Élargir ses horizons en narration et en durabilité: la perspective d’un apprenti « story editor »

Même son de cloche du côté de Yotam Shazar, un producteur qui a pris part au TFL Next – Screens of tomorrow comme apprenti story editor. Cette position à double facette lui permettait d’être tour à tour apprenti et tuteur. Il reste notamment marqué par les échanges qu’il a vus autour des projets des un.es et des autres. 

 

« Tout d’un coup, ils comprenaient par exemple que cet humour qui est en fait très grec marche complètement pour quelqu’un de brésilien ou allemand ou taiwanais. Ou que les nuances d’un personnage et ce qu’il vit fonctionnent très bien pour certains parce qu’ils se reconnaissent dans l’expérience malgré les différences. »

Capture d’écran d’une des sessions de la résidence TFL Next

Pour Yotam, ce programme a été l’occasion de s’aguerrir au travail d’éditeur de scénario, de s’enrichir de ces échanges culturels mais aussi de se familiariser avec de nouveaux concepts et d’apprendre des faits et chiffres sur le vivant et l’environnement.

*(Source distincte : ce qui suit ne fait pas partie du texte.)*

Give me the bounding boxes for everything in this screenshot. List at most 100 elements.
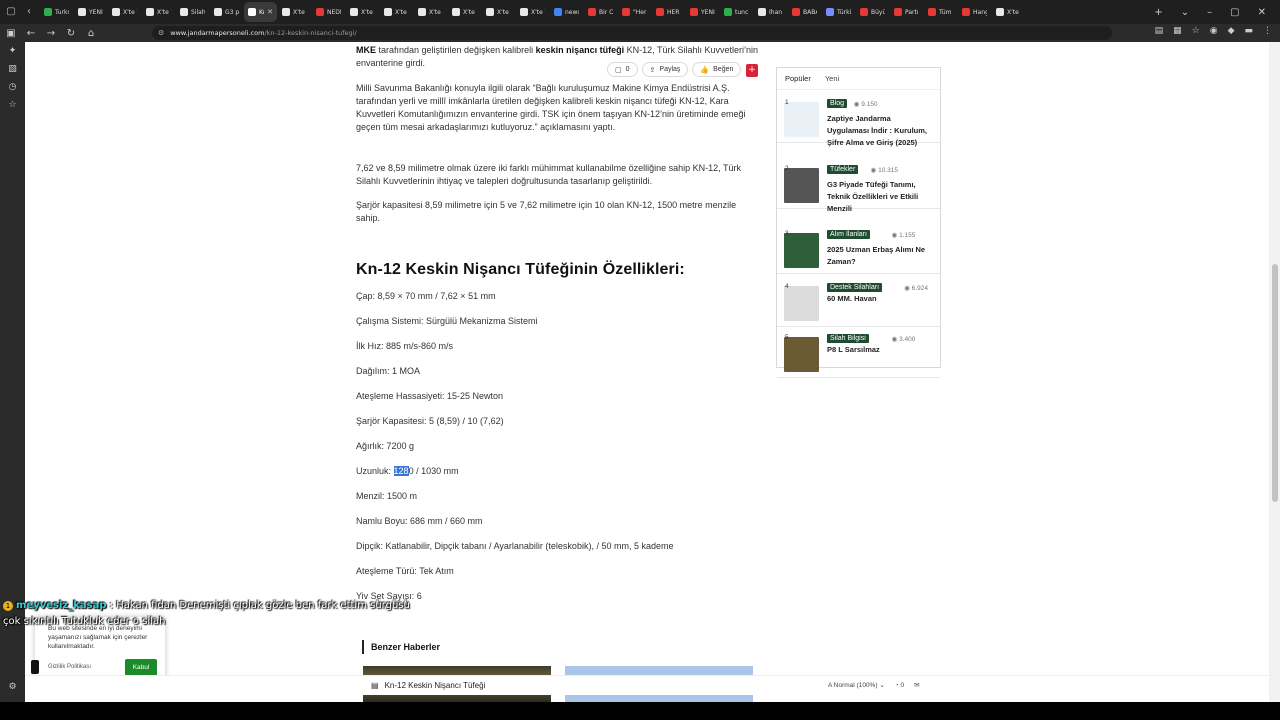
bottom-title: ▤ Kn-12 Keskin Nişancı Tüfeği (371, 681, 485, 690)
browser-tab[interactable]: Silah (176, 2, 209, 22)
item-thumbnail[interactable] (784, 102, 819, 137)
item-title[interactable]: P8 L Sarsılmaz (827, 344, 933, 356)
save-bookmark-button[interactable]: + (746, 64, 758, 77)
selected-text[interactable]: 128 (393, 466, 409, 476)
popular-list-item[interactable]: 3 Alım İlanları ◉ 1.155 2025 Uzman Erbaş Al… (777, 221, 940, 274)
sidebar-toggle-icon[interactable]: ▣ (2, 28, 20, 39)
browser-tab[interactable]: Bir C (584, 2, 617, 22)
scroll-thumb[interactable] (1272, 264, 1278, 502)
close-window-icon[interactable]: ✕ (1258, 7, 1266, 18)
item-views: ◉ 10.315 (871, 166, 898, 174)
browser-tab[interactable]: NEDİ (312, 2, 345, 22)
bottom-title-text: Kn-12 Keskin Nişancı Tüfeği (384, 681, 486, 690)
tab-title: X'te T (531, 8, 545, 16)
browser-tab[interactable]: tunc (720, 2, 753, 22)
item-thumbnail[interactable] (784, 286, 819, 321)
browser-tab[interactable]: X'te E (380, 2, 413, 22)
history-icon[interactable]: ◷ (0, 78, 25, 96)
sidebar-settings-icon[interactable]: ⚙ (0, 682, 25, 692)
profile-icon[interactable]: ◉ (1210, 26, 1218, 36)
ai-sidebar-icon[interactable]: ✦ (0, 42, 25, 60)
browser-tab[interactable]: news (550, 2, 583, 22)
tab-close-icon[interactable]: ✕ (267, 8, 273, 16)
forward-icon[interactable]: → (42, 28, 60, 39)
tab-favicon-icon (350, 8, 358, 16)
browser-tab[interactable]: X'te E (448, 2, 481, 22)
mail-icon[interactable]: ✉ (914, 681, 919, 689)
item-category-badge[interactable]: Destek Silahları (827, 283, 883, 292)
browser-tab[interactable]: İhan (754, 2, 787, 22)
browser-tab[interactable]: X'te M (482, 2, 515, 22)
comments-button[interactable]: ▢ 0 (607, 62, 638, 77)
browser-tab[interactable]: Kn✕ (244, 2, 277, 22)
maximize-icon[interactable]: ▢ (1230, 7, 1239, 18)
browser-tab[interactable]: X'te H (278, 2, 311, 22)
browser-tab[interactable]: G3 pi (210, 2, 243, 22)
back-icon[interactable]: ← (22, 28, 40, 39)
wallet-icon[interactable]: ▬ (1244, 26, 1253, 36)
tab-scroll-left-icon[interactable]: ‹ (24, 7, 34, 17)
tab-new[interactable]: Yeni (825, 68, 839, 89)
bottom-comments[interactable]: ◔ 0 (895, 682, 904, 689)
address-bar[interactable]: ⚙ www.jandarmapersoneli.com/kn-12-keskin… (152, 26, 1112, 40)
share-button[interactable]: ⇪ Paylaş (641, 62, 689, 77)
item-category-badge[interactable]: Blog (827, 99, 848, 108)
privacy-policy-link[interactable]: Gizlilik Politikası (48, 664, 91, 670)
chat-line-1: 1 meyvesiz_kasap : Hakan fidan Denemişti … (3, 598, 410, 614)
item-title[interactable]: G3 Piyade Tüfeği Tanımı, Teknik Özellikl… (827, 179, 933, 215)
extension-icon[interactable]: ◆ (1228, 26, 1235, 36)
browser-tab[interactable]: Büyü (856, 2, 889, 22)
item-thumbnail[interactable] (784, 168, 819, 203)
item-title[interactable]: 60 MM. Havan (827, 293, 933, 305)
site-info-icon[interactable]: ⚙ (158, 29, 164, 37)
browser-tab[interactable]: X'te Tı (142, 2, 175, 22)
tab-popular[interactable]: Popüler (785, 68, 811, 89)
item-thumbnail[interactable] (784, 337, 819, 372)
new-tab-icon[interactable]: + (1154, 7, 1162, 18)
home-icon[interactable]: ⌂ (82, 28, 100, 39)
sniper-link[interactable]: keskin nişancı tüfeği (536, 45, 625, 55)
font-size-select[interactable]: A Normal (100%) ⌄ (828, 681, 885, 689)
tab-title: "Her i (633, 8, 647, 16)
browser-tab[interactable]: HER İ (652, 2, 685, 22)
page-scrollbar[interactable] (1269, 42, 1280, 702)
app-menu-icon[interactable]: ▢ (6, 7, 16, 17)
item-title[interactable]: 2025 Uzman Erbaş Alımı Ne Zaman? (827, 244, 933, 268)
browser-tab[interactable]: "Her i (618, 2, 651, 22)
browser-tab[interactable]: Partı (890, 2, 923, 22)
tab-favicon-icon (690, 8, 698, 16)
menu-dots-icon[interactable]: ⋮ (1263, 26, 1272, 36)
reader-icon[interactable]: ▤ (1155, 26, 1164, 36)
tab-list-chevron-icon[interactable]: ⌄ (1181, 7, 1189, 18)
screenshot-icon[interactable]: ▦ (1173, 26, 1182, 36)
browser-tab[interactable]: X'te D (346, 2, 379, 22)
item-title[interactable]: Zaptiye Jandarma Uygulaması İndir : Kuru… (827, 113, 933, 149)
browser-tab[interactable]: Hang (958, 2, 991, 22)
popular-list-item[interactable]: 2 Tüfekler ◉ 10.315 G3 Piyade Tüfeği Tanımı… (777, 156, 940, 213)
browser-tab[interactable]: BABA (788, 2, 821, 22)
cookie-close-icon[interactable] (31, 660, 39, 674)
favorites-icon[interactable]: ☆ (0, 96, 25, 114)
popular-list-item[interactable]: 1 Blog ◉ 9.150 Zaptiye Jandarma Uygulaması … (777, 90, 940, 147)
browser-tab[interactable]: X'te (992, 2, 1025, 22)
item-category-badge[interactable]: Alım İlanları (827, 230, 870, 239)
browser-tab[interactable]: X'te T (516, 2, 549, 22)
popular-list-item[interactable]: 4 Destek Silahları ◉ 6.924 60 MM. Havan (777, 274, 940, 327)
like-button[interactable]: 👍 Beğen (692, 62, 742, 77)
item-thumbnail[interactable] (784, 233, 819, 268)
accept-cookies-button[interactable]: Kabul (125, 659, 157, 676)
workspaces-icon[interactable]: ▧ (0, 60, 25, 78)
popular-list-item[interactable]: 5 Silah Bilgisi ◉ 3.400 P8 L Sarsılmaz (777, 325, 940, 378)
browser-tab[interactable]: YENİ (686, 2, 719, 22)
reload-icon[interactable]: ↻ (62, 28, 80, 39)
browser-tab[interactable]: Turkso (40, 2, 73, 22)
browser-tab[interactable]: Türki (822, 2, 855, 22)
browser-tab[interactable]: X'te A (414, 2, 447, 22)
item-category-badge[interactable]: Tüfekler (827, 165, 859, 174)
browser-tab[interactable]: YENİ I (74, 2, 107, 22)
browser-tab[interactable]: Tüm (924, 2, 957, 22)
bookmark-star-icon[interactable]: ☆ (1192, 26, 1200, 36)
browser-tab[interactable]: X'te Tı (108, 2, 141, 22)
item-category-badge[interactable]: Silah Bilgisi (827, 334, 869, 343)
minimize-icon[interactable]: – (1207, 7, 1212, 18)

Tant de choses qu’il « ne savait pas qu’[il] ne savait pas ».

Ses plus grandes surprises ont été la découverte de la richesse des sols et les ramifications des causes et effets du dérèglement climatique à travers le concept des frontières planétaires. « Bien sûr, j’étais déjà familier avec le changement climatique, mais je me suis rendu compte qu’il y avait bien plus d’aspects en jeu auxquels nous devions penser. » De quoi élargir sa perspective du monde.

Et ensuite ?

Si les participant.es semblent pour la plupart repartis avec des connaissances, des apprentissages et continuer d’avancer sur leurs projets – Judie se donne un an pour faire mûrir son projet, Nicole a déjà candidaté à d’autres « labs » pour passer à la prochaine phase de développement de son film, et Yotam est désormais un story editor en plus d’être producteur et contribue déjà à au moins trois films et une série télévisée –, les équipes Sparknews et TorinoFilmLab se projettent déjà sur 2025 et espèrent d’ores et déjà pouvoir renouveler l’expérience avec plus de temps et d’attention accordé à l’appel à candidatures pour maximiser d’avantage le côté international du programme qui a tant plu. Le succès de cette édition pilote y est, la passion pour le projet et des idées pour la suite y sont aussi. Il ne reste plus qu’à décrocher les financements. Le dossier a été déposé auprès d’Erasmus+. Réponse en janvier 2025.